Прелестная моя Дора! Когда в следующее воскресенье она сошла к обеду и так обрадовалась старине Трэдльсу (он все еще обедал у нас по воскресеньям), мы думали, что через несколько дней она снова будет "бегать, как прежде". Но нам снова и снова говорили: "Подождите еще несколько дней", а она все не бегала и даже не ходила. Выглядела она прехорошенькой и была очень весела, но маленькие ножки, так проворно танцевавшие прежде вокруг Джипа, были вялы и не подвижны.
Каждое утро я сносил ее на руках вниз по лестнице и каждый вечер относил наверх. Она обнимала меня за шею и от души смеялась, а Джип, лая и задыхаясь, вертелся вокруг нас. Бабушка, самая лучшая и самая веселая из сиделок, шла за нами, нагруженная шалями и подушками. Мистер Дик ни за что никому не уступил бы своего поста "свеченосца", Трэдльс, наблюдая, частенько стоял внизу лестницы, и Дора через него посылала веселые приветствия "самой милой девушке на свете". У нас получалась совсем праздничная процессия, и моя женушка-детка была при этом радостнее всех.
Но порой, когда я нес ее наверх и чувствовал, как она делается все легче, у меня на душе становилось очень тоскливо и пусто. Мне казалось, что я приближаюсь к каким-то ледяным областям, еще невидимым, но морозное дыхание которых уже начинает сковывать мою жизнь. Я избегал углубляться в это, пока однажды вечером не услышал, как бабушка, прощаясь с ней, крикнула: "Доброй ночи, Цветочек!". Я сел, одинокий, у моего письменного стола и горько заплакал. "Какое роковое прозвище! — думалось мне. — Наш цветочек в самом деле увядает на своем стебельке".
Однажды утром я получил письмо из Кентербери, адресованное мне в "Докторскую общину", и не без удивления прочел следующее:
"Дорогой сэр!
По не зависящим от меня обстоятельствам наши дружеские отношения прервались на продолжительное время. А между тем, когда мне изредка удается, среди моих служебных обязанностей, бросить взгляд на сцены и события прошлого, окрашенные радужными цветами воспоминании, эти наши дружеские отношения всегда возбуждают во мне и впредь будут всегда возбуждать наиприятнейшие, не поддающиеся описанию чувства.

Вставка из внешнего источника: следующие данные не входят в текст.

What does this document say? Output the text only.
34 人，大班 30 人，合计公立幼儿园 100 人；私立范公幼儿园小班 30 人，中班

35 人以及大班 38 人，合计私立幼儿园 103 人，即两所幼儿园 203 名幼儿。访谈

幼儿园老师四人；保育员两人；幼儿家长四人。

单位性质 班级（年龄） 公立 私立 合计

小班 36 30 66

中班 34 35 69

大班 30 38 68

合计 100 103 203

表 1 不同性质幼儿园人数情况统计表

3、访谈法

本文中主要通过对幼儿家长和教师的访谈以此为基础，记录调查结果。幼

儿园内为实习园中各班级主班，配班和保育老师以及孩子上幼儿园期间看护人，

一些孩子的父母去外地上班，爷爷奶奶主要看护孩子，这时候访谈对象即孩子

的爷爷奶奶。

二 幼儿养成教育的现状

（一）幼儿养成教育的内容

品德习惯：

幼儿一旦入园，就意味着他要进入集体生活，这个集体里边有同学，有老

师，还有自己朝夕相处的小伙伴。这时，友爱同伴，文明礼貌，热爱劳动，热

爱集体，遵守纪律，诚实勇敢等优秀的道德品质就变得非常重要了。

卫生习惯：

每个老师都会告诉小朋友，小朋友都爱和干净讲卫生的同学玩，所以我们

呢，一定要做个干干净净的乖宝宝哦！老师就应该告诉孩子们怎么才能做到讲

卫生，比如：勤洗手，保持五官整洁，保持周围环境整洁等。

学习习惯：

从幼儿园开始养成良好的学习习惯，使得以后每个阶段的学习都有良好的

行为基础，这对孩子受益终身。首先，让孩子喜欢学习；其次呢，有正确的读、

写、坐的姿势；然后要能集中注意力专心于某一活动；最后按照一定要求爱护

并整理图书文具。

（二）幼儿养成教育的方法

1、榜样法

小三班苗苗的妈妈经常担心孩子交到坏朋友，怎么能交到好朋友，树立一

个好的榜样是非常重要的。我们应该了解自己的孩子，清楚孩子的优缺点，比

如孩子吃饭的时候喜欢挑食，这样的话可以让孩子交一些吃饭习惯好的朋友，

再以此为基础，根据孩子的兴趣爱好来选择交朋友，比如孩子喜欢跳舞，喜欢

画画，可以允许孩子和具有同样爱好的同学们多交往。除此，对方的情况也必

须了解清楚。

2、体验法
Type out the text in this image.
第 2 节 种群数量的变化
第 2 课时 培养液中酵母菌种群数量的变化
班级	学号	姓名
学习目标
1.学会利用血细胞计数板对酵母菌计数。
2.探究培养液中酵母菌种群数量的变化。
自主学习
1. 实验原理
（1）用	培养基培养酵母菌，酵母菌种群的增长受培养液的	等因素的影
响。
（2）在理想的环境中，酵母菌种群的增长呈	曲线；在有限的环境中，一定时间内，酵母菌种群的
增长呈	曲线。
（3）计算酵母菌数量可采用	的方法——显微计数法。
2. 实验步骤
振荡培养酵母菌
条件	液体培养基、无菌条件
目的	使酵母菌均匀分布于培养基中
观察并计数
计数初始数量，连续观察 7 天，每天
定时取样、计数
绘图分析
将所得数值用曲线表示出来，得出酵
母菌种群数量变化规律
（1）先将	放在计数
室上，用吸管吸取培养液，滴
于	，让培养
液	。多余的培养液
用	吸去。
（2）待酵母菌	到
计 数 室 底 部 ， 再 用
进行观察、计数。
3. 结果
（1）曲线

Это обстоятельство, дорогой сэр, вместе с той высотой, на которую вознесли вас ваши таланты, лишает меня смелости называть товарища моей юности фамильярно: Копперфильд. Довольно того, что это имя, произносить которое я считаю за особую честь, всегда будет с чувством уважения и любви храниться, словно сокровище, в нашем семейном архиве (я имею в виду архив, где миссис Микобер хранит все имеющее отношение к нашим бывшим жильцам).

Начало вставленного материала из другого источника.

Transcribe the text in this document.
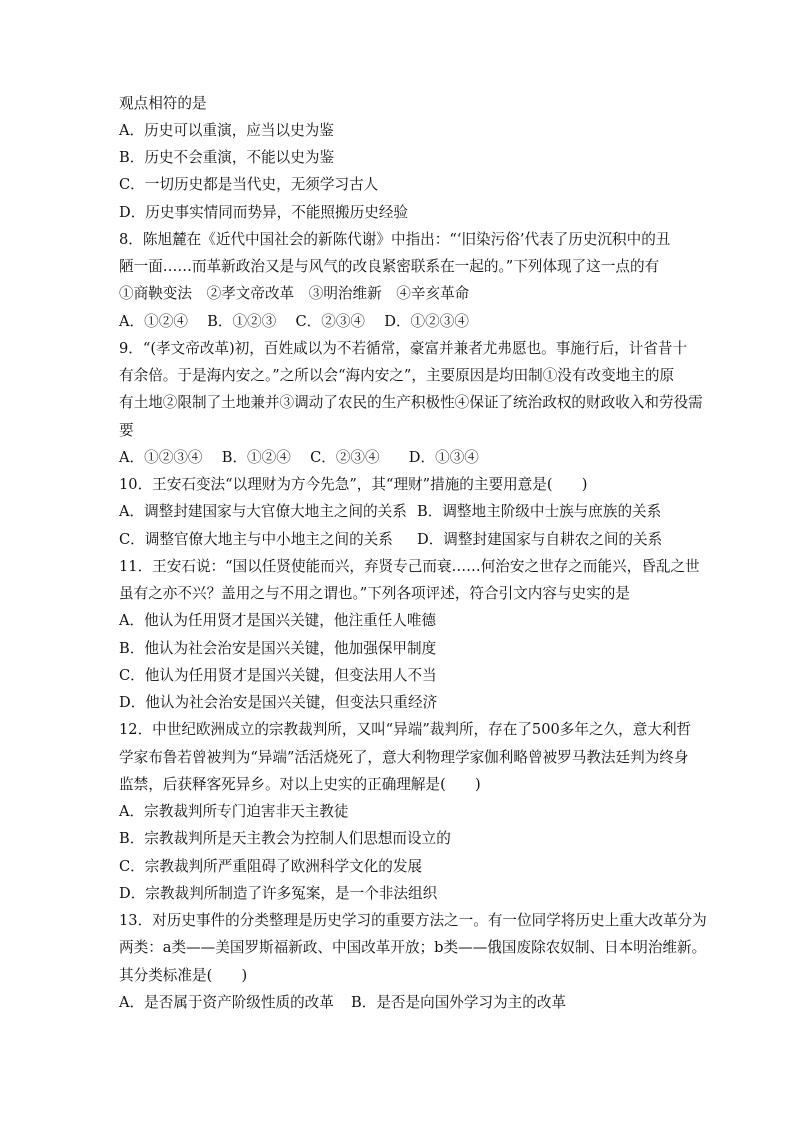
观点相符的是
A．历史可以重演，应当以史为鉴
B．历史不会重演，不能以史为鉴
C．一切历史都是当代史，无须学习古人
D．历史事实情同而势异，不能照搬历史经验
8．陈旭麓在《近代中国社会的新陈代谢》中指出：“‘旧染污俗’代表了历史沉积中的丑
陋一面……而革新政治又是与风气的改良紧密联系在一起的。”下列体现了这一点的有
①商鞅变法　②孝文帝改革　③明治维新　④辛亥革命
A．①②④　 B．①②③　 C．②③④　 D．①②③④
9．“(孝文帝改革)初，百姓咸以为不若循常，豪富并兼者尤弗愿也。事施行后，计省昔十
有余倍。于是海内安之。”之所以会“海内安之”，主要原因是均田制①没有改变地主的原
有土地②限制了土地兼并③调动了农民的生产积极性④保证了统治政权的财政收入和劳役需
要
A．①②③④　 B．①②④　 C．②③④　　D．①③④
10．王安石变法“以理财为方今先急”，其“理财”措施的主要用意是(　　)
A．调整封建国家与大官僚大地主之间的关系 B．调整地主阶级中士族与庶族的关系
C．调整官僚大地主与中小地主之间的关系	D．调整封建国家与自耕农之间的关系
11．王安石说：“国以任贤使能而兴，弃贤专己而衰……何治安之世存之而能兴，昏乱之世
虽有之亦不兴？盖用之与不用之谓也。”下列各项评述，符合引文内容与史实的是
A．他认为任用贤才是国兴关键，他注重任人唯德
B．他认为社会治安是国兴关键，他加强保甲制度
C．他认为任用贤才是国兴关键，但变法用人不当
D．他认为社会治安是国兴关键，但变法只重经济
12．中世纪欧洲成立的宗教裁判所，又叫“异端”裁判所，存在了500多年之久，意大利哲
学家布鲁若曾被判为“异端”活活烧死了，意大利物理学家伽利略曾被罗马教法廷判为终身
监禁，后获释客死异乡。对以上史实的正确理解是(　　)
A．宗教裁判所专门迫害非天主教徒
B．宗教裁判所是天主教会为控制人们思想而设立的
C．宗教裁判所严重阻碍了欧洲科学文化的发展
D．宗教裁判所制造了许多冤案，是一个非法组织
13．对历史事件的分类整理是历史学习的重要方法之一。有一位同学将历史上重大改革分为
两类：a类——美国罗斯福新政、中国改革开放；b类——俄国废除农奴制、日本明治维新。
其分类标准是(　　)
A．是否属于资产阶级性质的改革	B．是否是向国外学习为主的改革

Человеку, попавшему благодаря собственным ошибкам и случайному стечению неблагоприятных обстоятельств в положение утлой ладьи, идущей ко дну (если только мне будет позволено употребить подобное морское выражение), такому человеку, когда он берется за перо, чтобы обратиться к вам со своим посланием, неуместно говорить комплименты или приносить поздравления. Он должен предоставить это рукам более непорочным.